Limitations of TAPER™
Given the general approach to WES data analysis through TAPER™, one of the major limitations is the fact that TAPER™ can only be used once a VCF file has already been generated. This result means that a biomedical researcher is still largely dependent on bioinformatics capacity in order to perform quality control and sequence alignment on samples that have been sequenced. This may prove to be a significant limitation for small-scale laboratories or in cases where bioinformatics capacity is restricted. In addition to this, another limitation of the TAPER™ program is the fact that cloud based storage is not yet possible. TAPER™ is not yet able to upload filtered results to data servers such as Dropbox (www.dropbox.com) or Google Drive (www.google.com/drive) – which may become problematic with large numbers of sample sets. Finally, TAPER™ can only be used on a Windows operating system, which is limiting to individuals who may use Linux or Macintosh (iOS) based systems.
TAPER™ has been designed in such a way that the software can later be amended to process different NGS data – this will include whole genome sequencing, transcriptome analysis and targeted resequencing. It is anticipated that we will include an additional filtration criteria, namely the use of the ExAC Genome database (http://exac.broadinstitute.org/) as this is the largest publically available database with exome sequencing data. In addition to this, TAPER™ will be modified to provide an interactive and easy means for SAM and BAM file conversions, conversion and merging of multiple BAM files as well as to provide a local, fast way to determine sequence coverage. We also intend to add an additional submenu that will allow the user to perform sequence manipulation – for example multiple sequence alignments, sequence assemblies and manipulation as well as BLAST requests. This will make TAPER™ a single software package that can be used for multiple purposes by biomedical researchers with limited bioinformatics capacity.

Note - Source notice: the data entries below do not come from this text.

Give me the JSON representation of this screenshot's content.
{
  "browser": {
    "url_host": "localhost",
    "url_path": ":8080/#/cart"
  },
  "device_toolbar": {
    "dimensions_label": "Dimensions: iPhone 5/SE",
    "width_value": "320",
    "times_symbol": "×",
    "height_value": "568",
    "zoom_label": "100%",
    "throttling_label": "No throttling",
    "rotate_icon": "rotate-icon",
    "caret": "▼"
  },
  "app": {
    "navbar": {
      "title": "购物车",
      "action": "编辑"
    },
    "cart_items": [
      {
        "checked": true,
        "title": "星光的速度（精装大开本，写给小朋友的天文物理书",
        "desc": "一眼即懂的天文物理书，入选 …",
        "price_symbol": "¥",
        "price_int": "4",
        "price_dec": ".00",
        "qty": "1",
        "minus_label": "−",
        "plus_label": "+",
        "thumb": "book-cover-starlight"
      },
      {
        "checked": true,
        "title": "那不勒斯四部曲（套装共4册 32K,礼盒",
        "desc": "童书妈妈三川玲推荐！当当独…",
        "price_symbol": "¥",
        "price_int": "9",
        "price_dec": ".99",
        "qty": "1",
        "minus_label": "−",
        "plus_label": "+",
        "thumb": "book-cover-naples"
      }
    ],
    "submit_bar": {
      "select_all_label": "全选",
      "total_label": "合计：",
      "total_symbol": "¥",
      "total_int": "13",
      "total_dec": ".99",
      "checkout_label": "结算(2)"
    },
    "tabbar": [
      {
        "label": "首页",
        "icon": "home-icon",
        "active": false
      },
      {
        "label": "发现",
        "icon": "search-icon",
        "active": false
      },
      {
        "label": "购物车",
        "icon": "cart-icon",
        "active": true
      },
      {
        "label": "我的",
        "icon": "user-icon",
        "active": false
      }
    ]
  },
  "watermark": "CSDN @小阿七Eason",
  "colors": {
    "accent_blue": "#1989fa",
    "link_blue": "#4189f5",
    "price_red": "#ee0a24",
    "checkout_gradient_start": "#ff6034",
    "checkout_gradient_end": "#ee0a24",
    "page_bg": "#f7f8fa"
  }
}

NGS approaches such as WES have been able to provide significant insights into human disease. In scientific environments where computational capacity as well as resources are less restrictive, WES can provide much insight but concurrently generate a massive “computational headache”. Through the development of TAPER™, we have provided a single, easy to use, integrated approach to prioritize specific variants that could be linked to a specific disease. It is anticipated that as more researchers in developing countries move towards NGS and massively parallel sequencing, TAPER™ provides a simple, intuitive tool that may help highlight potential disease-causing variants.
We thank all of the various collaborators on the project, Dr Suzanne Lesage and her team at the Institut du Cerveau et de la Moelle épinière, Paris, France as well as Professor Matthew Farrer and Mr Daniel J. Evans from the Centre for Applied Neurogenetics, University of British Columbia, Canada for their willingness to assist us with WES data. We acknowledge the Harry Crossley Foundation, the South African Medical Research Council, National Research Foundation and Stellenbosch University for financial support.

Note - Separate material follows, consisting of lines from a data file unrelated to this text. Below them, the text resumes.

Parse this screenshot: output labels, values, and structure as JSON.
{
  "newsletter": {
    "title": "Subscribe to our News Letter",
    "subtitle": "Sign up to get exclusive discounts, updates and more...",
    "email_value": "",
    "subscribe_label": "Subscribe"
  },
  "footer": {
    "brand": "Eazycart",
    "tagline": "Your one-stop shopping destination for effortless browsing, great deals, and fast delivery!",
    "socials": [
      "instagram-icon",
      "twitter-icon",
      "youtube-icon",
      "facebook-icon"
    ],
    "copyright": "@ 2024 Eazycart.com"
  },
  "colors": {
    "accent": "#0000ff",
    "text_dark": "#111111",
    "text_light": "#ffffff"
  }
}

We gratefully acknowledge the support from the following funding bodies: the National Research Foundation, the South African Medical Research Council and the Harry Crossley Foundation.
Availability of data and materials
Applications for access to the software and data must be conducted through the corresponding author available at firstname.lastname@example.org. This is due to the fact that there is a patent pending for the methodology used in the software.

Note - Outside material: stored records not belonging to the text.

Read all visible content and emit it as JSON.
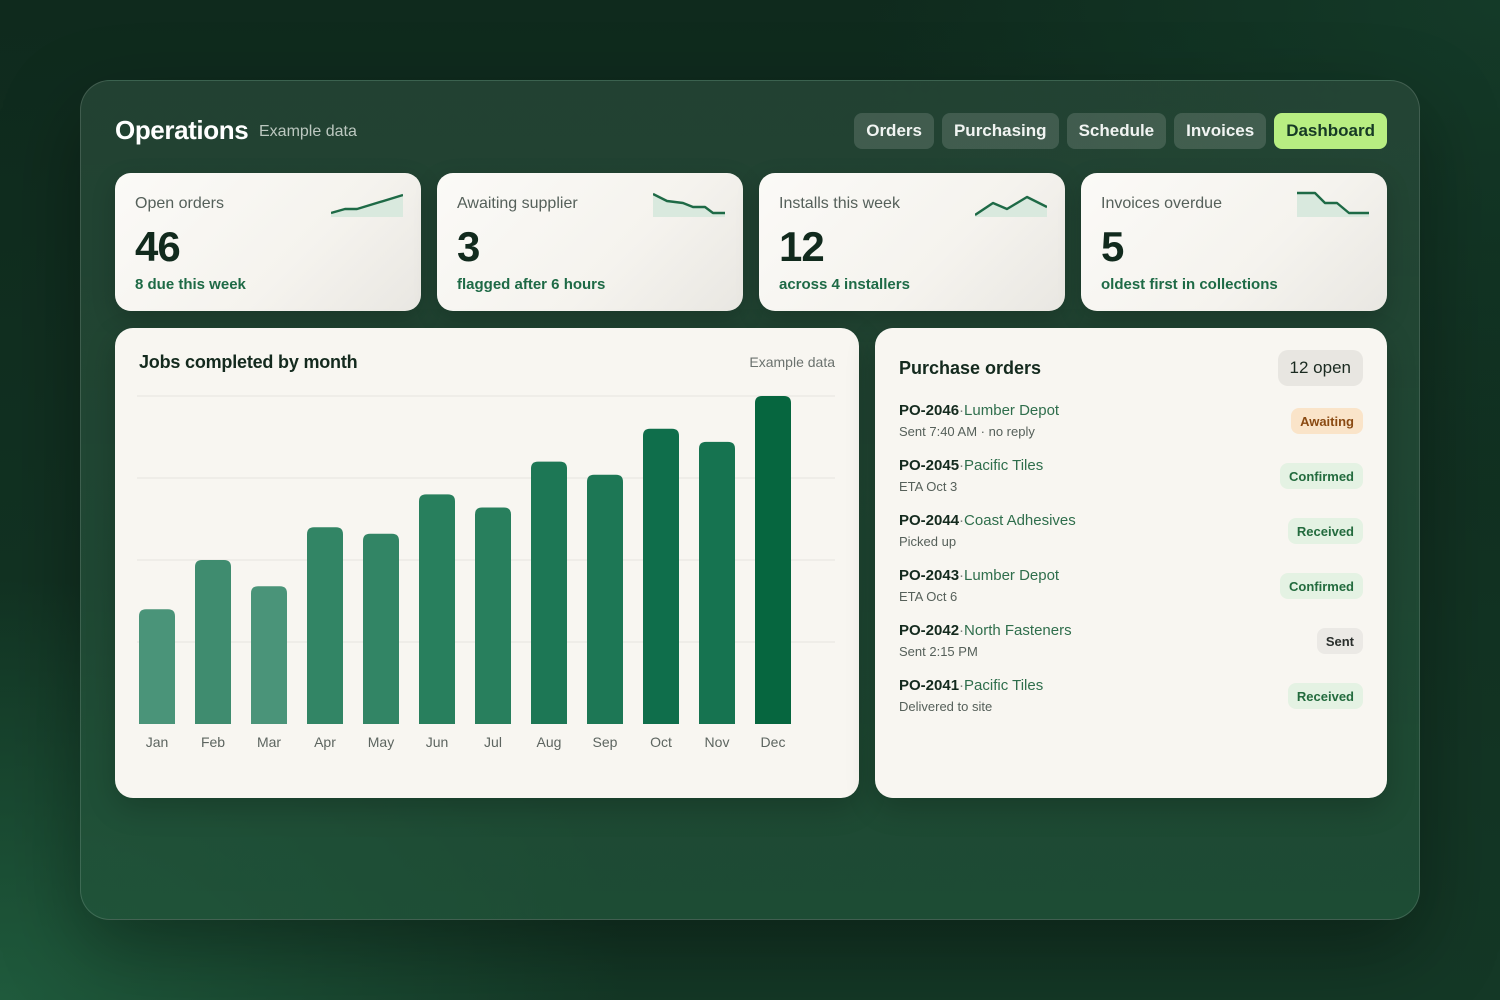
{
  "header": {
    "title": "Operations",
    "subtitle": "Example data",
    "tabs": [
      "Orders",
      "Purchasing",
      "Schedule",
      "Invoices",
      "Dashboard"
    ],
    "active_tab": "Dashboard"
  },
  "stats": [
    {
      "label": "Open orders",
      "value": "46",
      "note": "8 due this week",
      "trend": "up"
    },
    {
      "label": "Awaiting supplier",
      "value": "3",
      "note": "flagged after 6 hours",
      "trend": "down"
    },
    {
      "label": "Installs this week",
      "value": "12",
      "note": "across 4 installers",
      "trend": "wave"
    },
    {
      "label": "Invoices overdue",
      "value": "5",
      "note": "oldest first in collections",
      "trend": "down"
    }
  ],
  "chart": {
    "title": "Jobs completed by month",
    "tag": "Example data"
  },
  "chart_data": {
    "type": "bar",
    "categories": [
      "Jan",
      "Feb",
      "Mar",
      "Apr",
      "May",
      "Jun",
      "Jul",
      "Aug",
      "Sep",
      "Oct",
      "Nov",
      "Dec"
    ],
    "values": [
      35,
      50,
      42,
      60,
      58,
      70,
      66,
      80,
      76,
      90,
      86,
      100
    ],
    "ylim": [
      0,
      100
    ],
    "grid": true,
    "colors": [
      "#4a9479",
      "#3f8c6f",
      "#4a9479",
      "#328565",
      "#328565",
      "#287f5d",
      "#287f5d",
      "#1d7755",
      "#1d7755",
      "#0f6e4b",
      "#167350",
      "#06663f"
    ]
  },
  "purchase_orders": {
    "title": "Purchase orders",
    "count": "12 open",
    "items": [
      {
        "id": "PO-2046",
        "supplier": "Lumber Depot",
        "detail": "Sent 7:40 AM · no reply",
        "status": "Awaiting",
        "tone": "awaiting"
      },
      {
        "id": "PO-2045",
        "supplier": "Pacific Tiles",
        "detail": "ETA Oct 3",
        "status": "Confirmed",
        "tone": "green"
      },
      {
        "id": "PO-2044",
        "supplier": "Coast Adhesives",
        "detail": "Picked up",
        "status": "Received",
        "tone": "green"
      },
      {
        "id": "PO-2043",
        "supplier": "Lumber Depot",
        "detail": "ETA Oct 6",
        "status": "Confirmed",
        "tone": "green"
      },
      {
        "id": "PO-2042",
        "supplier": "North Fasteners",
        "detail": "Sent 2:15 PM",
        "status": "Sent",
        "tone": "neutral"
      },
      {
        "id": "PO-2041",
        "supplier": "Pacific Tiles",
        "detail": "Delivered to site",
        "status": "Received",
        "tone": "green"
      }
    ]
  },
  "colors": {
    "accent": "#b8ee82",
    "brand_green": "#06663f",
    "spark_line": "#1e6a46"
  }
}
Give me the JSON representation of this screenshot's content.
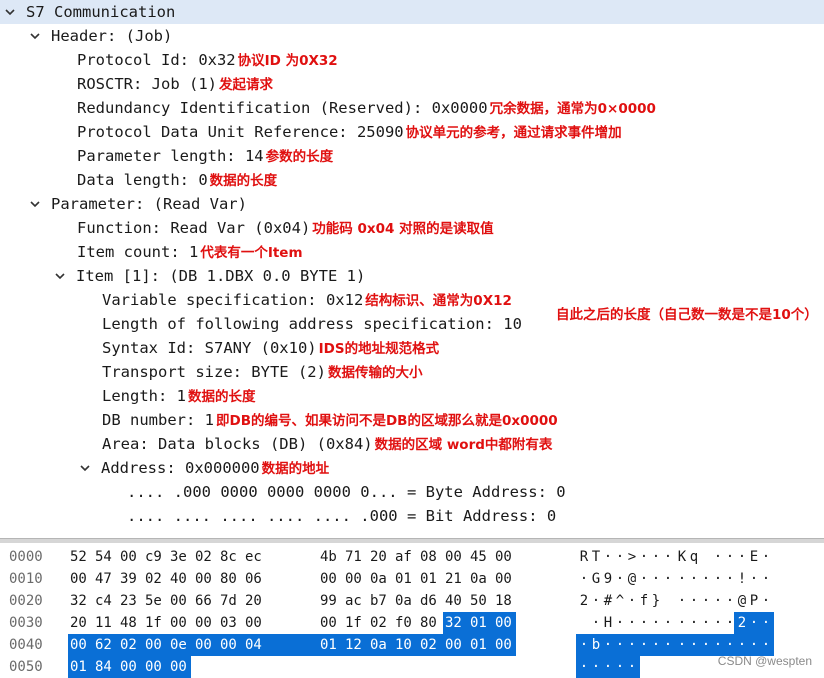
{
  "tree": {
    "rows": [
      {
        "text": "S7 Communication",
        "arrow": "down",
        "level": 0,
        "note": ""
      },
      {
        "text": "Header: (Job)",
        "arrow": "down",
        "level": 1,
        "note": ""
      },
      {
        "text": "Protocol Id: 0x32",
        "arrow": "",
        "level": 2,
        "note": "协议ID 为0X32"
      },
      {
        "text": "ROSCTR: Job (1)",
        "arrow": "",
        "level": 2,
        "note": "发起请求"
      },
      {
        "text": "Redundancy Identification (Reserved): 0x0000",
        "arrow": "",
        "level": 2,
        "note": "冗余数据，通常为0×0000"
      },
      {
        "text": "Protocol Data Unit Reference: 25090",
        "arrow": "",
        "level": 2,
        "note": "协议单元的参考，通过请求事件增加"
      },
      {
        "text": "Parameter length: 14",
        "arrow": "",
        "level": 2,
        "note": "参数的长度"
      },
      {
        "text": "Data length: 0",
        "arrow": "",
        "level": 2,
        "note": "数据的长度"
      },
      {
        "text": "Parameter: (Read Var)",
        "arrow": "down",
        "level": 1,
        "note": ""
      },
      {
        "text": "Function: Read Var (0x04)",
        "arrow": "",
        "level": 2,
        "note": "功能码 0x04 对照的是读取值"
      },
      {
        "text": "Item count: 1",
        "arrow": "",
        "level": 2,
        "note": "代表有一个Item"
      },
      {
        "text": "Item [1]: (DB 1.DBX 0.0 BYTE 1)",
        "arrow": "down",
        "level": 2,
        "note": ""
      },
      {
        "text": "Variable specification: 0x12",
        "arrow": "",
        "level": 3,
        "note": "结构标识、通常为0X12"
      },
      {
        "text": "Length of following address specification: 10",
        "arrow": "",
        "level": 3,
        "note": ""
      },
      {
        "text": "Syntax Id: S7ANY (0x10)",
        "arrow": "",
        "level": 3,
        "note": "IDS的地址规范格式"
      },
      {
        "text": "Transport size: BYTE (2)",
        "arrow": "",
        "level": 3,
        "note": "数据传输的大小"
      },
      {
        "text": "Length: 1",
        "arrow": "",
        "level": 3,
        "note": "数据的长度"
      },
      {
        "text": "DB number: 1",
        "arrow": "",
        "level": 3,
        "note": "即DB的编号、如果访问不是DB的区域那么就是0x0000"
      },
      {
        "text": "Area: Data blocks (DB) (0x84)",
        "arrow": "",
        "level": 3,
        "note": "数据的区域 word中都附有表"
      },
      {
        "text": "Address: 0x000000",
        "arrow": "down",
        "level": 3,
        "note": "数据的地址"
      },
      {
        "text": ".... .000 0000 0000 0000 0... = Byte Address: 0",
        "arrow": "",
        "level": 4,
        "note": ""
      },
      {
        "text": ".... .... .... .... .... .000 = Bit Address: 0",
        "arrow": "",
        "level": 4,
        "note": ""
      }
    ],
    "length_note": "自此之后的长度（自己数一数是不是10个）"
  },
  "hex": {
    "rows": [
      {
        "offset": "0000",
        "bytes": [
          "52",
          "54",
          "00",
          "c9",
          "3e",
          "02",
          "8c",
          "ec",
          "4b",
          "71",
          "20",
          "af",
          "08",
          "00",
          "45",
          "00"
        ],
        "ascii": [
          "R",
          "T",
          "·",
          "·",
          ">",
          "·",
          "·",
          "·",
          "K",
          "q",
          " ",
          "·",
          "·",
          "·",
          "E",
          "·"
        ],
        "sel_from": 16
      },
      {
        "offset": "0010",
        "bytes": [
          "00",
          "47",
          "39",
          "02",
          "40",
          "00",
          "80",
          "06",
          "00",
          "00",
          "0a",
          "01",
          "01",
          "21",
          "0a",
          "00"
        ],
        "ascii": [
          "·",
          "G",
          "9",
          "·",
          "@",
          "·",
          "·",
          "·",
          "·",
          "·",
          "·",
          "·",
          "·",
          "!",
          "·",
          "·"
        ],
        "sel_from": 16
      },
      {
        "offset": "0020",
        "bytes": [
          "32",
          "c4",
          "23",
          "5e",
          "00",
          "66",
          "7d",
          "20",
          "99",
          "ac",
          "b7",
          "0a",
          "d6",
          "40",
          "50",
          "18"
        ],
        "ascii": [
          "2",
          "·",
          "#",
          "^",
          "·",
          "f",
          "}",
          " ",
          "·",
          "·",
          "·",
          "·",
          "·",
          "@",
          "P",
          "·"
        ],
        "sel_from": 16
      },
      {
        "offset": "0030",
        "bytes": [
          "20",
          "11",
          "48",
          "1f",
          "00",
          "00",
          "03",
          "00",
          "00",
          "1f",
          "02",
          "f0",
          "80",
          "32",
          "01",
          "00"
        ],
        "ascii": [
          " ",
          "·",
          "H",
          "·",
          "·",
          "·",
          "·",
          "·",
          "·",
          "·",
          "·",
          "·",
          "·",
          "2",
          "·",
          "·"
        ],
        "sel_from": 13
      },
      {
        "offset": "0040",
        "bytes": [
          "00",
          "62",
          "02",
          "00",
          "0e",
          "00",
          "00",
          "04",
          "01",
          "12",
          "0a",
          "10",
          "02",
          "00",
          "01",
          "00"
        ],
        "ascii": [
          "·",
          "b",
          "·",
          "·",
          "·",
          "·",
          "·",
          "·",
          "·",
          "·",
          "·",
          "·",
          "·",
          "·",
          "·",
          "·"
        ],
        "sel_from": 0
      },
      {
        "offset": "0050",
        "bytes": [
          "01",
          "84",
          "00",
          "00",
          "00"
        ],
        "ascii": [
          "·",
          "·",
          "·",
          "·",
          "·"
        ],
        "sel_from": 0
      }
    ]
  },
  "colors": {
    "selection": "#0a6fd6",
    "annotation": "#e01010",
    "header_bg": "#dde8f6"
  },
  "watermark": "CSDN @wespten"
}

BG and HH conceived and implemented the algorithm. BG wrote the manuscript. JG, SB, MM and CK participated in the design of the program. SB supervised the study and participated in the design and coordination. All authors read and approved the manuscript.
The authors declare that they have no competing interests.
Open AccessThis article is distributed under the terms of the Creative Commons Attribution 4.0 International License (http://creativecommons.org/licenses/by/4.0/), which permits unrestricted use, distribution, and reproduction in any medium, provided you give appropriate credit to the original author(s) and the source, provide a link to the Creative Commons license, and indicate if changes were made. The Creative Commons Public Domain Dedication waiver (http://creativecommons.org/publicdomain/zero/1.0/) applies to the data made available in this article, unless otherwise stated.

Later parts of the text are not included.